EMNLP 2019 Tutorial: Discreteness in Neural Natural Language Processing

Lili Mou, Hao Zhou, and Lei Li
November 4, 2019.


This tutorial provides a comprehensive guide to the process of discreteness in neural NLP.

As a gentle start, we will briefly introduce the background of deep learning based NLP, where we point out the ubiquitous discreteness of natural language and its challenges in neural information processing. Particularly, we will focus on how such discreteness plays a role in the input space, the latent space, and the output space of a neural network. In each part, we will provide examples, discuss machine learning techniques, as well as demonstrate NLP applications.


Part 1, Part 2, Part 3


Part I, Part II

Content and Outline

  1. Tutorial Introduction
    • The role of distributed representation in deep learning
    • Ubiquitous discreteness in natural language processing
    • Challenges of dealing with discreteness in neural NLP
  2. Discrete Input Space
    • Examples of discrete input space
    • Embedding discrete input as distributed vectors
    • Incorporating discrete structures into neural architectures
  3. Discrete Latent Space
    • Definitions & Examples
    • General techniques
      • Maximum likelihood estimation
      • Reinforcement learning
      • Gumbel-softmax
      • Step-by-step Attention
    • Case studies
      • Weakly supervised semantic parsing
      • Unsupervised syntactic parsing
  4. Discrete Output Space
    • Examples of discrete output space
    • Challenges and Solutions of Discrete Output Space
      • From Continuous Outputs to Discrete Outputs: Embedding Matching by Softmax
      • Non-differentiable: Difficult for non-MLE training (e.g., GAN)
        • RL for Generation
        • Gumbel Softmax for Generation
      • Exponential Search Space
        • Hard for Global Inference
        • Hard for Constrained Decoding
    • Case Study
      • Kernelized Bayesian Softmax
      • SeqGAN
      • Constrained Sentence Generation with CGMH
  5. Conclusion and Take Away

Tutorial Presenters

Lili Mou (University of Waterloo)

Lili Mou is currently a postdoctoral fellow at the University of Waterloo. Lili Mou received his BS and PhD degrees in 2012 and 2017, respectively, from School of EECS, Peking University. His research interests include deep learning applied to natural language processing as well as programming language processing. He is currently focusing on neural-symbolic approaches and generative models for NLP. He has publications at top conferences and journals like AAAI, ACL, CIKM, COLING, EMNLP, ICML, IJCAI, INTERSPEECH, and TACL. He has also published a monograph with Springer.

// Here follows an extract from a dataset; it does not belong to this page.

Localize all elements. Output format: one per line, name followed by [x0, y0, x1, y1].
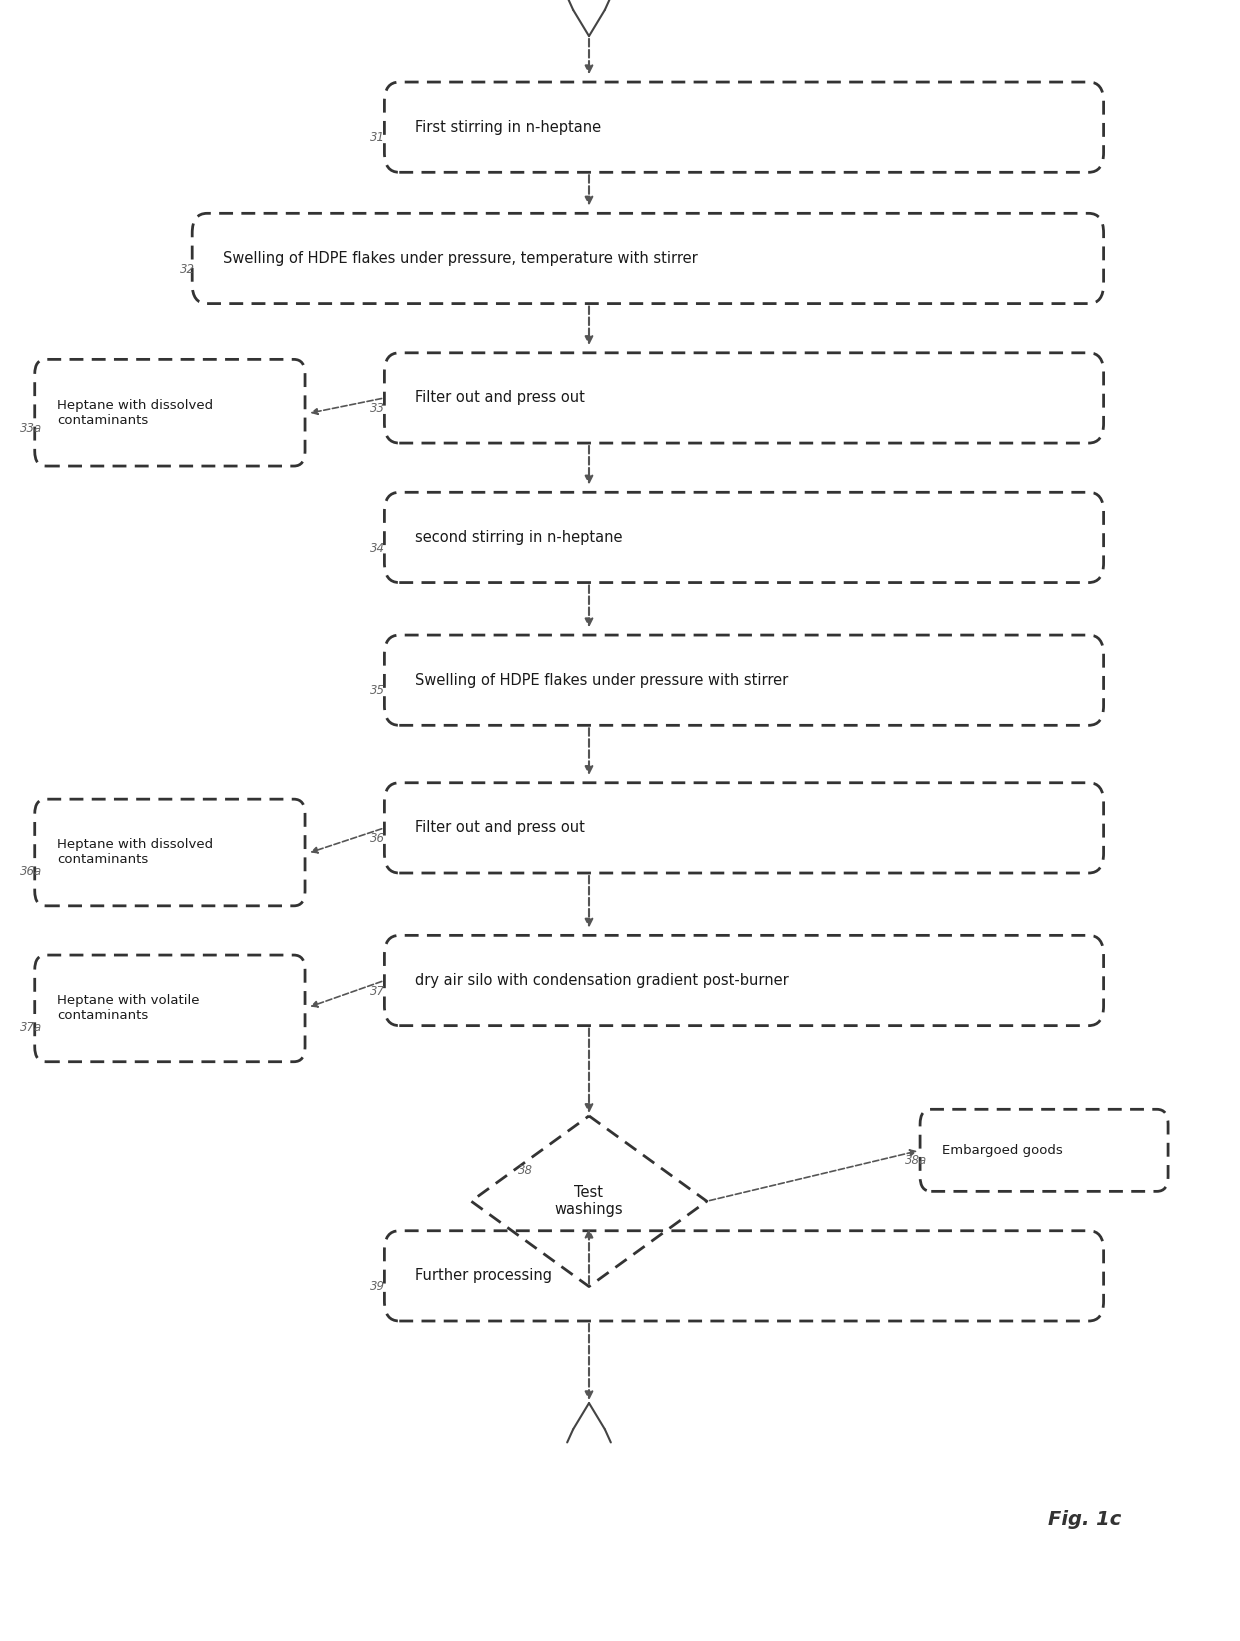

Hao Zhou (ByteDance AI Lab)

Hao Zhou is a researcher at ByteDance AI Lab. His research interests are machine learning and its applications for natural language processing, including syntax parsing, machine translation and text generation. Currently he focuses on deep generative models for NLP. Previously he received his Ph.D. degrees in 2017, from Nanjing University. He has publications in prestigious conferences and journals, including ACL, EMNLP, NIPS, AAAI, TACL and JAIR.

Lei Li (ByteDance AI Lab)

Dr. Lei Li is Director of ByteDance AI Lab. Lei received his B.S. in Computer Science and Engineering from Shanghai Jiao Tong University (ACM class) and Ph.D. in Computer Science from Carnegie Mellon University, respectively. His dissertation work on fast algorithms for mining co-evolving time series was awarded ACM KDD best dissertation (runner up). His recent work on AI writing received 2nd-class award of WU Wenjun AI prize. Before ByteDance, he worked at Baidu’s Institute of Deep Learning in Silicon Valley as a Principal Research Scientist. Before that, he was working in EECS department of UC Berkeley as a Post-Doctoral Researcher. He has served in the Program Committee for ICML 2014, ECML/PKDD 2014/2015, SDM 2013/2014, IJCAI 2011/2013/2016/2019, KDD 2015/2016, 2017 KDD Cup co-Chair, KDD 2018 hands-on tutorial co-chair, EMNLP 2018, AAAI 2019 senior PC, and as a lecturer in 2014 summer school on Probabilistic Programming for Advancing Machine Learning. He has published over 40 technical papers and holds 3 US patents.